My observations of the American Jewish community conflict sharply with hers. One can hardly overlook the continued, powerful support that Reform Jews give to African American rights and concerns through the Religious Action Center, or the statistical over-representation by Jews on boards and among officers and employees of all generations in organizations devoted to greater social and legal justice for Blacks and everyone. Nor have we Jews absented ourselves from Black Lives Matter demonstrations and demands for justice, though we are disproportionately older and therefore less able to march and shout, especially in the midst of the pandemic.
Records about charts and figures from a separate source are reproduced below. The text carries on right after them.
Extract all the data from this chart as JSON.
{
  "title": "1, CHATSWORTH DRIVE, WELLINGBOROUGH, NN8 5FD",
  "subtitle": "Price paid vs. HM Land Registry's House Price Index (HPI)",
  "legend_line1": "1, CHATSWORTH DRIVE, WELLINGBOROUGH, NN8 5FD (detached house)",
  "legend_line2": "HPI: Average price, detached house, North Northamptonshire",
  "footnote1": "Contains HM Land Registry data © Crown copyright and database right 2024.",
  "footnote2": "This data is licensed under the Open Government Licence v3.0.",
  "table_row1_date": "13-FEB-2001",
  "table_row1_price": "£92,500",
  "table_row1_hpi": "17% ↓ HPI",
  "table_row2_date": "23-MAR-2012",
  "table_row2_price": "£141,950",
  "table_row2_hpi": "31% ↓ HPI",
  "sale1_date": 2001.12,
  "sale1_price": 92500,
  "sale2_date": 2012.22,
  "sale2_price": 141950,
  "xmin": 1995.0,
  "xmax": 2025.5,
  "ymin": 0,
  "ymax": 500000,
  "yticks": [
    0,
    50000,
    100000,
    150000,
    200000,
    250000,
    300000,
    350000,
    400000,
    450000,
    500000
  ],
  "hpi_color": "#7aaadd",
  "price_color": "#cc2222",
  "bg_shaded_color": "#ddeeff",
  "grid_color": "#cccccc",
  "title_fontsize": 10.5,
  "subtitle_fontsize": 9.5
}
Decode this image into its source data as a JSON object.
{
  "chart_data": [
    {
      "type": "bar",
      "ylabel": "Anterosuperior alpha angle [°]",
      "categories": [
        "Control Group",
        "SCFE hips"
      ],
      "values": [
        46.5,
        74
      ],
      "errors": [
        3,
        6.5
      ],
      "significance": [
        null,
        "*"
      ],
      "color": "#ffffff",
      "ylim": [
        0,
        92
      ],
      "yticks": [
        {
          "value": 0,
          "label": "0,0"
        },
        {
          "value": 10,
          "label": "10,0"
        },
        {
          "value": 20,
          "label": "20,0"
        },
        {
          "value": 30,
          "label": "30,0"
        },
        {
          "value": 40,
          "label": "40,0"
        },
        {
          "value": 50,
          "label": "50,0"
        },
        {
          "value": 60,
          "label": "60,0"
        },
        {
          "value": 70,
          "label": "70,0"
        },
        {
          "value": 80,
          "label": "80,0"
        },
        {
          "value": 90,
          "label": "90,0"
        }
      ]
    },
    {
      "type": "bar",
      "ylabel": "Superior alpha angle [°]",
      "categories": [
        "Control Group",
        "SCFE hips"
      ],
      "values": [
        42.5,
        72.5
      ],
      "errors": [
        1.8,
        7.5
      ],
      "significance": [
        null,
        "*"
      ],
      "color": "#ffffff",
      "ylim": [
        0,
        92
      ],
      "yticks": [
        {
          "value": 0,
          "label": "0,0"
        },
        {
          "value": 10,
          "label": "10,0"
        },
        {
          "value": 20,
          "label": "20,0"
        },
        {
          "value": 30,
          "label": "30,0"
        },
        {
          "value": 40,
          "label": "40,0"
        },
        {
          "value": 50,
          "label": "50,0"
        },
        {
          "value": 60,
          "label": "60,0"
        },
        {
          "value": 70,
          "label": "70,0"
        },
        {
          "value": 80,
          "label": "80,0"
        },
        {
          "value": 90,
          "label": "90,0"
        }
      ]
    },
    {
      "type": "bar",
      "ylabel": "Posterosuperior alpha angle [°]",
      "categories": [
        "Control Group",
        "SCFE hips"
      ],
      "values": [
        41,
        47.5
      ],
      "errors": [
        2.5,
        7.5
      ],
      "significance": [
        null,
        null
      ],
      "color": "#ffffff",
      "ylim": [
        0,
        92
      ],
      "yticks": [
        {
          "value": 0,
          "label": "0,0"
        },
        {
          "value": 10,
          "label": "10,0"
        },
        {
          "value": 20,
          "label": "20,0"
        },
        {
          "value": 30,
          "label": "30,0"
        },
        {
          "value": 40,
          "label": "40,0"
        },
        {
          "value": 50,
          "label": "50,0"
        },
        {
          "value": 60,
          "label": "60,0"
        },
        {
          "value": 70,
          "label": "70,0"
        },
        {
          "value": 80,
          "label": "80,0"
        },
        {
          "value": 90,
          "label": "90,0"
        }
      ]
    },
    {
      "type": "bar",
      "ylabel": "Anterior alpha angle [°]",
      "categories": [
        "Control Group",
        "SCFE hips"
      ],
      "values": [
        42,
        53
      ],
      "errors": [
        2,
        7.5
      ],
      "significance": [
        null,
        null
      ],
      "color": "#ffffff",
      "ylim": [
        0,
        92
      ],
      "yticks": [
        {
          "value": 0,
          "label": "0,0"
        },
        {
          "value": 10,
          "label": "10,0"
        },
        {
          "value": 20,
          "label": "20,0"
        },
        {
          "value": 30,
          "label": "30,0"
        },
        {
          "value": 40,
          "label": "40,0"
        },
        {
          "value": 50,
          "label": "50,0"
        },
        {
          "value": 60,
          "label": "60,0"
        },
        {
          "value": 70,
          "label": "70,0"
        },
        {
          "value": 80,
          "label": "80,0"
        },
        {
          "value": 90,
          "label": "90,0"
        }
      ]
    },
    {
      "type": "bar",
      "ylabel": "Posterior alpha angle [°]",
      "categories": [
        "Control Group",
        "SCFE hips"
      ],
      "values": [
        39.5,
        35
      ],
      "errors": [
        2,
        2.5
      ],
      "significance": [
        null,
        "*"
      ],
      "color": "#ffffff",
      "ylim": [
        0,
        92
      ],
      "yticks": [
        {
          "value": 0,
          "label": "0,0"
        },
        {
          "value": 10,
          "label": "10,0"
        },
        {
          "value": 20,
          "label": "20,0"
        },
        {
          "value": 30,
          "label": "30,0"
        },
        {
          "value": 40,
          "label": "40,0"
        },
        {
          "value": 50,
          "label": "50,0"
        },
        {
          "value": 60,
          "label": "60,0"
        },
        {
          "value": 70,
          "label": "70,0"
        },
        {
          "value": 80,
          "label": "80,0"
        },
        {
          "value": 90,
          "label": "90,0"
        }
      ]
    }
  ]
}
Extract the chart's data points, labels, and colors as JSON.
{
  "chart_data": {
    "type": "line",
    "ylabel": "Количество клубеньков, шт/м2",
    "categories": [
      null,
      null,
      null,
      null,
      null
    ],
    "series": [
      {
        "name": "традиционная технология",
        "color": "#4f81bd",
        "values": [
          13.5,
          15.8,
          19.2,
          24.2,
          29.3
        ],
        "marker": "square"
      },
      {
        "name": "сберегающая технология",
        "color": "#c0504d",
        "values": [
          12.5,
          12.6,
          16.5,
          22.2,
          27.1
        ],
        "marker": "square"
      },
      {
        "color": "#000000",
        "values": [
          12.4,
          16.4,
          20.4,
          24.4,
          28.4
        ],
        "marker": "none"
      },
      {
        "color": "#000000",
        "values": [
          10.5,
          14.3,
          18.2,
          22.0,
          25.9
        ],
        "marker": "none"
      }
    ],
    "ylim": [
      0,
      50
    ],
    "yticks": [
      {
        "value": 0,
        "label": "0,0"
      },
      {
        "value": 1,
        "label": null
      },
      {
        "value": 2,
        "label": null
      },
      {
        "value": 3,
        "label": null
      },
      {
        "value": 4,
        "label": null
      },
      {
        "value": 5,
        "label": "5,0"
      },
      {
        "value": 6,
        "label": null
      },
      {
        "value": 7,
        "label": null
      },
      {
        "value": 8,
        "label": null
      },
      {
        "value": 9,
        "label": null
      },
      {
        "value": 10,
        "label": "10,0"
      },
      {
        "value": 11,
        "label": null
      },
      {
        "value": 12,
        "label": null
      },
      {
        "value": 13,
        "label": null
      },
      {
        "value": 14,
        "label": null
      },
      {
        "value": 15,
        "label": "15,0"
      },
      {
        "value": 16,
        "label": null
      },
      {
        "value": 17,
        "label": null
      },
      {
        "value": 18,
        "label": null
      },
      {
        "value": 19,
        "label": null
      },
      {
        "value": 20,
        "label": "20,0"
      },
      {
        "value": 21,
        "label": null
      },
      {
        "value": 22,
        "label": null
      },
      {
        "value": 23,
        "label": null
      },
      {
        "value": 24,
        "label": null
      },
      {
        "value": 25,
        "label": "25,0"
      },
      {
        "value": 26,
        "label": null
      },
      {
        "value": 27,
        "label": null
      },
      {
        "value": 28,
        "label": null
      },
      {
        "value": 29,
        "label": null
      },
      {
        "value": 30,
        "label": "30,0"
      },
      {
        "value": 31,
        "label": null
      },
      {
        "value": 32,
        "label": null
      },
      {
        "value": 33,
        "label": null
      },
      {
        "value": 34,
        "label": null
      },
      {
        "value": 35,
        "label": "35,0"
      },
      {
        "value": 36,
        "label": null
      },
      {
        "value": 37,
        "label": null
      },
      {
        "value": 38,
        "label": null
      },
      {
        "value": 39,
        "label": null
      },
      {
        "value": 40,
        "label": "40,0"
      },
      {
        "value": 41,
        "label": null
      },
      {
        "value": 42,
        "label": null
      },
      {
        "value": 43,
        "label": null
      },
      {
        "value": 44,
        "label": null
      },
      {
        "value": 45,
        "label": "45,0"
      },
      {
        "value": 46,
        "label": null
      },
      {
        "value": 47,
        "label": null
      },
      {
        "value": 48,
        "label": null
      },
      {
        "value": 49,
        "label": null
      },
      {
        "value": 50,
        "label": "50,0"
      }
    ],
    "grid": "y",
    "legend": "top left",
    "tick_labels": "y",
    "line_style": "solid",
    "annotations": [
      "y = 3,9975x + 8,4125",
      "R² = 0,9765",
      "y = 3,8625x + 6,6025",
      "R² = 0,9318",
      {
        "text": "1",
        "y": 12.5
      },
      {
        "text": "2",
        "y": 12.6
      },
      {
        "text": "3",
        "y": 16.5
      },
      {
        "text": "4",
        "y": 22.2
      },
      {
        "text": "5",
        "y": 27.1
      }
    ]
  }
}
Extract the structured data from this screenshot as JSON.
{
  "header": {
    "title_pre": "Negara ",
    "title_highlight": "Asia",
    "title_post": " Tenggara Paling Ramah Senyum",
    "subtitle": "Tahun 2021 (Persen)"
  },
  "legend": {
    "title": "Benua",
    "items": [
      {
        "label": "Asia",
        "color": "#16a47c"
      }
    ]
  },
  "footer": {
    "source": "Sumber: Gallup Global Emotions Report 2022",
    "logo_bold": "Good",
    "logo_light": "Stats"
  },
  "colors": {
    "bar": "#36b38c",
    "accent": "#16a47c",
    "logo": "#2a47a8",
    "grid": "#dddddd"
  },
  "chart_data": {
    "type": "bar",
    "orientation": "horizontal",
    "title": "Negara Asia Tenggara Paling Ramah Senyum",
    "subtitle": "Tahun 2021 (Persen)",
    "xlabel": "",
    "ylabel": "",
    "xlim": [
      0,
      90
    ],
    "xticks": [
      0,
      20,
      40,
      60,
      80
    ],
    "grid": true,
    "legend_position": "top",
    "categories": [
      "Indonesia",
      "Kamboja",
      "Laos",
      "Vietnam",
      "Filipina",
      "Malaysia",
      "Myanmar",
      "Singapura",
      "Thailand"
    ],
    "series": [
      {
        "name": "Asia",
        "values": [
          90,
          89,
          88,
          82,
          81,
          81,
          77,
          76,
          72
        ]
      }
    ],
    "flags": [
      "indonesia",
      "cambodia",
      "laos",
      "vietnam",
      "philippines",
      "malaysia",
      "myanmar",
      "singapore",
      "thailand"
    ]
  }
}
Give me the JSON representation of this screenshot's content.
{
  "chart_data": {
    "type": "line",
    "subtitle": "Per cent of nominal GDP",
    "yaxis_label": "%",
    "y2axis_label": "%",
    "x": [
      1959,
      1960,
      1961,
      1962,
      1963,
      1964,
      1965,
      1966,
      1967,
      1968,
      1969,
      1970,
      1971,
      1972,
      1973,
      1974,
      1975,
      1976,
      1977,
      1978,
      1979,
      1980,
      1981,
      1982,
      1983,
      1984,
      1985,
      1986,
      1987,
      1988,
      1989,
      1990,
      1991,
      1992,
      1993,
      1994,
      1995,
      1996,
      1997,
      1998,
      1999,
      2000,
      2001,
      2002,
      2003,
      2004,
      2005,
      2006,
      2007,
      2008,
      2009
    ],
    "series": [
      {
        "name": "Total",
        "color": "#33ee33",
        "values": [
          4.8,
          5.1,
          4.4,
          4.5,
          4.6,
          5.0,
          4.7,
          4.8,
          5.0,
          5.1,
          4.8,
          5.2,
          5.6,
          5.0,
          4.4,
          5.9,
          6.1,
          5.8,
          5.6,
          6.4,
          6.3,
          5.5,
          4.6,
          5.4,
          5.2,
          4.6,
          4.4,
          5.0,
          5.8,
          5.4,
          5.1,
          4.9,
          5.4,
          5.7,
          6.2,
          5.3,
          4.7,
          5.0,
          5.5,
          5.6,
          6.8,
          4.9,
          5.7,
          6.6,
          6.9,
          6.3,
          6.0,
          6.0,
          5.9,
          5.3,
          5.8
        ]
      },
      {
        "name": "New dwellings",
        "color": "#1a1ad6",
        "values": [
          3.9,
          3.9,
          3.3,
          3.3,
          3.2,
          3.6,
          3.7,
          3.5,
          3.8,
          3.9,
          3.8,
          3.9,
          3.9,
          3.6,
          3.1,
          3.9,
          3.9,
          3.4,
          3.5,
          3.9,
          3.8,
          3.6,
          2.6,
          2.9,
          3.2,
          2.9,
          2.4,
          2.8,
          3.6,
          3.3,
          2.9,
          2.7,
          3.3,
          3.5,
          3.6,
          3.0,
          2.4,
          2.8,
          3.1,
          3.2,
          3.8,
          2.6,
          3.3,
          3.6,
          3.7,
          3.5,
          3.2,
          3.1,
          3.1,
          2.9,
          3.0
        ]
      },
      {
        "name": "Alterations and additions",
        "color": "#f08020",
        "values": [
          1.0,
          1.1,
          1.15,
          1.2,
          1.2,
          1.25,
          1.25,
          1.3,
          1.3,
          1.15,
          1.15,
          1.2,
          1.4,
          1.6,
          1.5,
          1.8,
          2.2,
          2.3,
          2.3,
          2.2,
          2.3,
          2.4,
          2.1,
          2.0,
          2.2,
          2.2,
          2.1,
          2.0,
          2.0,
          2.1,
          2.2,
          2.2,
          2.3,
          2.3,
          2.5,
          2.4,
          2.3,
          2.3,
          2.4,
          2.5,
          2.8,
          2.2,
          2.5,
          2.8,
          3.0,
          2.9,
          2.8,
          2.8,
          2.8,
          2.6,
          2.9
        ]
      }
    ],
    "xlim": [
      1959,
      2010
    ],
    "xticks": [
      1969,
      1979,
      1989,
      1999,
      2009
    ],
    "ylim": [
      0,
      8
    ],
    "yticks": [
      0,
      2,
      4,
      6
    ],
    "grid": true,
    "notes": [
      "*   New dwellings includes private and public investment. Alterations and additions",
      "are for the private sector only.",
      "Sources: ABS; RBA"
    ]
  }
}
Moreover, I have heard and read innumerable rabbis’ divrei Torah drawing on our sacred texts to support African American demands for justice. It’s hardly surprising that countless Jews have given and increased their donations to Black and other organizations that respond to the needs and demands of our African American neighbors. I wish your reporter had challenged Ms. Eng to provide a factual basis for her critique of our people.




Shear Kindness” (Aug. 20) contained several inaccuracies about the local hair drive for Zichron Menachem. The following corrects the errors:

In addition to Lag B’Omer, traditional Jews are permitted to cut their hair immediately following Shavuot, not only the Tuesday after, as the article stated. Style Salon reopened after Shavuot to cut donated hair.

Nancy Mehlman had her hair cut with her granddaughter while both were on FaceTime. The article said her daughter and her granddaughter had their hair cut together on FaceTime.

Since the program’s inception, all hair has been braided and then cut, not collected in bowls as the article stated.